Es existieren nach wie vor freie Radikale, aber es gibt zu wenige. Wir benötigen mehr engagierte freie Radikale aber auch Facharbeiter, die sich abwegigen Trends offen entgegenstellen, wie etwa dem Genderismus und anderen Pseudowissenschaften samt ihren sprachlichen Entleerungen. Noch peinlicher als Vertreter von Pseudowissenschaften sind nur Politiker, die uns weismachen wollen, dass es Korruption nur rechts der politischen Mitte gibt, in der Folge inquisitorische Untersuchungsausschüsse betreiben, dabei unfreiwillig ein unterirdisches Niveau zeigen und in kindlicher Weise darauf sogar stolz sind.

Starke und verlässliche Renegaten werden dringend benötigt, denn Europa wurde fast zu Tode gemerkelt. In einer Welt eingeschränkter Meinungsfreiheit muss der Typus des frechen Ketzers, des stolzen Facharbeiters und des freien Radikalen neu zum Leben erweckt werden. Wir geben die Hoffnung nicht auf.

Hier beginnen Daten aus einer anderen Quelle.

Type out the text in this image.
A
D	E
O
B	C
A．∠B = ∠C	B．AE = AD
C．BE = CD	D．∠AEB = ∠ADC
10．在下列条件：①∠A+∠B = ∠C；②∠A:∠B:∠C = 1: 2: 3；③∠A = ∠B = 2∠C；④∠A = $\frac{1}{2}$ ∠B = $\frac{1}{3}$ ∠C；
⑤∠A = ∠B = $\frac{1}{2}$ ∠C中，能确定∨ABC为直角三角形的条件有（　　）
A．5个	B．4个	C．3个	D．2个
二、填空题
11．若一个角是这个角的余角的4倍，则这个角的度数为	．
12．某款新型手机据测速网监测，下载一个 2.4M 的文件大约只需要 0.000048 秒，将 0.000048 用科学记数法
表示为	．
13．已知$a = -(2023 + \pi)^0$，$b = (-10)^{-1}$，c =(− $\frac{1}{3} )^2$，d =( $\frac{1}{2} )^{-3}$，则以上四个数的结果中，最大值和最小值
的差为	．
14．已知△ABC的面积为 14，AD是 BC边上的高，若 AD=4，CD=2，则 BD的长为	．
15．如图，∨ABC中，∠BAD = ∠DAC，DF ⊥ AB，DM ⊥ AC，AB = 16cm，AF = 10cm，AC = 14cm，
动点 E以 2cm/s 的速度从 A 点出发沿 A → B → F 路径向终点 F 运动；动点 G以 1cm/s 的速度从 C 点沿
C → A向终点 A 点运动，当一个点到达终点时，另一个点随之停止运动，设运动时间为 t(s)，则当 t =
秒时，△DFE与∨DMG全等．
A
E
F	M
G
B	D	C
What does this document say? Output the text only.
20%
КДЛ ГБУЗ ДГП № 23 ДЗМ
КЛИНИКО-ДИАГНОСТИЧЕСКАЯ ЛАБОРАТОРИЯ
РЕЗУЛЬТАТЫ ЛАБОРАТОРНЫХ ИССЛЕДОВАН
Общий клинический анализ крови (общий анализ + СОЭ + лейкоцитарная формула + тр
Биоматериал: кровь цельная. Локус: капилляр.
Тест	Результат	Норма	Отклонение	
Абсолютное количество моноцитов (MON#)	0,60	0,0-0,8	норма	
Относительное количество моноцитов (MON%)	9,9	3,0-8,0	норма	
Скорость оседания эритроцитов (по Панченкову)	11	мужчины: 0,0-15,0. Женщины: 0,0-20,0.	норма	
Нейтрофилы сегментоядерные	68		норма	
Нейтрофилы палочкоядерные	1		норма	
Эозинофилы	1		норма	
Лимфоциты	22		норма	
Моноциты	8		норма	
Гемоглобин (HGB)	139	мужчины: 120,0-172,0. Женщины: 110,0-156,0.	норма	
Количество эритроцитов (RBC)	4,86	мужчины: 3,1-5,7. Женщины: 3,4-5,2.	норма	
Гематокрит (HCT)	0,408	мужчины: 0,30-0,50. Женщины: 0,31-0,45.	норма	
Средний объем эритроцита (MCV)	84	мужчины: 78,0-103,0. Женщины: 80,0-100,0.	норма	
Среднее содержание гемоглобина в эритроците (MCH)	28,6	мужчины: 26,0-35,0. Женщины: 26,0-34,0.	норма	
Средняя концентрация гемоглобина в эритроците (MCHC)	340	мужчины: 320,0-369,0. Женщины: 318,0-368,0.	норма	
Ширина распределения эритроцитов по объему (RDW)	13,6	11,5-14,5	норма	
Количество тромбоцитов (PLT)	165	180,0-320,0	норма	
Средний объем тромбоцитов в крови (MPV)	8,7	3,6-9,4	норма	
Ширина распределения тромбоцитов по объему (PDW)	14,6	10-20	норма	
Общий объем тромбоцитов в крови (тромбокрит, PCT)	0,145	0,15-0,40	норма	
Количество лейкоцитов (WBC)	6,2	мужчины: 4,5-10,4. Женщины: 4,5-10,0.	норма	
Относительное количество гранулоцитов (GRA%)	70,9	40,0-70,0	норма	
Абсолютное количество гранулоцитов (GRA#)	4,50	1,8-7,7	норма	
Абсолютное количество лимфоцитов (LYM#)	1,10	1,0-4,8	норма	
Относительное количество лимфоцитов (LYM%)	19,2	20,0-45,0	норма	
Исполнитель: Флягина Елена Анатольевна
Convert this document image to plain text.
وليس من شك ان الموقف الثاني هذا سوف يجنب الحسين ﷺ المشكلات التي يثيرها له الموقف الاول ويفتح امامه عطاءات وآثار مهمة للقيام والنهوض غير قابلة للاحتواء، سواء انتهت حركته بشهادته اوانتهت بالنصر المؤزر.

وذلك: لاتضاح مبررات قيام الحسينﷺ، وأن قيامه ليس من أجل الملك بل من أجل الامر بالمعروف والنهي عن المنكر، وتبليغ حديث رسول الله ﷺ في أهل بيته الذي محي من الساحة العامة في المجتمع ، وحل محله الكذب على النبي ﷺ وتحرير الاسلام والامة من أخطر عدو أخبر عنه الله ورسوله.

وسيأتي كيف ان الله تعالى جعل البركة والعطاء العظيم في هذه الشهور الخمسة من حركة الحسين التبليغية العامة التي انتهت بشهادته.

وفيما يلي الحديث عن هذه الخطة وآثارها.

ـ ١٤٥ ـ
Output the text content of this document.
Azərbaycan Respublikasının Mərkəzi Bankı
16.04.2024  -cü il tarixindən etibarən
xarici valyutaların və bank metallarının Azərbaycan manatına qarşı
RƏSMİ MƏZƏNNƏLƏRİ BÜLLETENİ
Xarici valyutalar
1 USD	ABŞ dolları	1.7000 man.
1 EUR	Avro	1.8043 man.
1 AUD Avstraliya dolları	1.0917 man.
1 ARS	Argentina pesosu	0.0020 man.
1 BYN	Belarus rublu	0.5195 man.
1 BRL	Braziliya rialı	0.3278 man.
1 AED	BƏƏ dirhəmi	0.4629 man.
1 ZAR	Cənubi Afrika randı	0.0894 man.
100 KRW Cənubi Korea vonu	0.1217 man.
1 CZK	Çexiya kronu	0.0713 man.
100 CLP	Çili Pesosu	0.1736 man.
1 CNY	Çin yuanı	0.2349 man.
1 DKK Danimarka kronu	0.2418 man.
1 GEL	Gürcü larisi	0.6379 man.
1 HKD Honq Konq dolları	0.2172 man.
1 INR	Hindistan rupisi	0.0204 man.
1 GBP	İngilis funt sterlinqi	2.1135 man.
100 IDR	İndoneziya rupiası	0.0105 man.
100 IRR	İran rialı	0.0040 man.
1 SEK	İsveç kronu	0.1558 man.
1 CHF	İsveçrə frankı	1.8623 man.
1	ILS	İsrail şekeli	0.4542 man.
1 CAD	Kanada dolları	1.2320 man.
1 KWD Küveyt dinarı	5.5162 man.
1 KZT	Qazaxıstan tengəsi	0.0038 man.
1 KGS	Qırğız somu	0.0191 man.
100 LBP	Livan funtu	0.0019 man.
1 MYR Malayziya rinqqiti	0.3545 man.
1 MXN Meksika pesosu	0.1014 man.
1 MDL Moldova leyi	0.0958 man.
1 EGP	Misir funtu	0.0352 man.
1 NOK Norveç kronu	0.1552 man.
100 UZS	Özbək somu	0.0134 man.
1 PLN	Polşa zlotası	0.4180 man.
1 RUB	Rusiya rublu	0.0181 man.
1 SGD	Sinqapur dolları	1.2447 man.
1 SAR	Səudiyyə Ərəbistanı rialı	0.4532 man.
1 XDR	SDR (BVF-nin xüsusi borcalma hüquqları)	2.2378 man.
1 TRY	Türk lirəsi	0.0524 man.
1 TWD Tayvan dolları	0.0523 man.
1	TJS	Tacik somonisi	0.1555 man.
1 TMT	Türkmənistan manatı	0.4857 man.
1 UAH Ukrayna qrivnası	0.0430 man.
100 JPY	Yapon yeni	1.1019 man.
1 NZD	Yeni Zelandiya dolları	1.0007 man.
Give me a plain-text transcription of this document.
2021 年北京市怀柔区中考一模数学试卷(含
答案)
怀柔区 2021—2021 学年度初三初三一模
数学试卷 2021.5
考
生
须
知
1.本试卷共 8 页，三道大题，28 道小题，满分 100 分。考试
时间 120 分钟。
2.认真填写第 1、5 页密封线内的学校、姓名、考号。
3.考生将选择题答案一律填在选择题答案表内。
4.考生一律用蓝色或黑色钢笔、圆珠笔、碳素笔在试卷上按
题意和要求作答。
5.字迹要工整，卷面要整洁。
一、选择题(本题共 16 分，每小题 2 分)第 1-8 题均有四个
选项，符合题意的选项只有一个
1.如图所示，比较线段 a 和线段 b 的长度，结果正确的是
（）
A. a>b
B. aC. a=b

Wir schaffen das.

Rudolf Öller ist promovierter Genetiker der Universität Tübingen und seit Jahrzehnten sowohl als Kolumnenschreiber als auch als Buchautor publizistisch tätig. Öller ist gebürtiger Oberösterreicher, hat in AHS und BHS Naturwissenschaften und Informatik unterrichtet und war ehrenamtlicher Rettungssanitäter, Blaulichtfahrer und Lehrbeauftragter beim Roten Kreuz. Er lebt heute in Vorarlberg.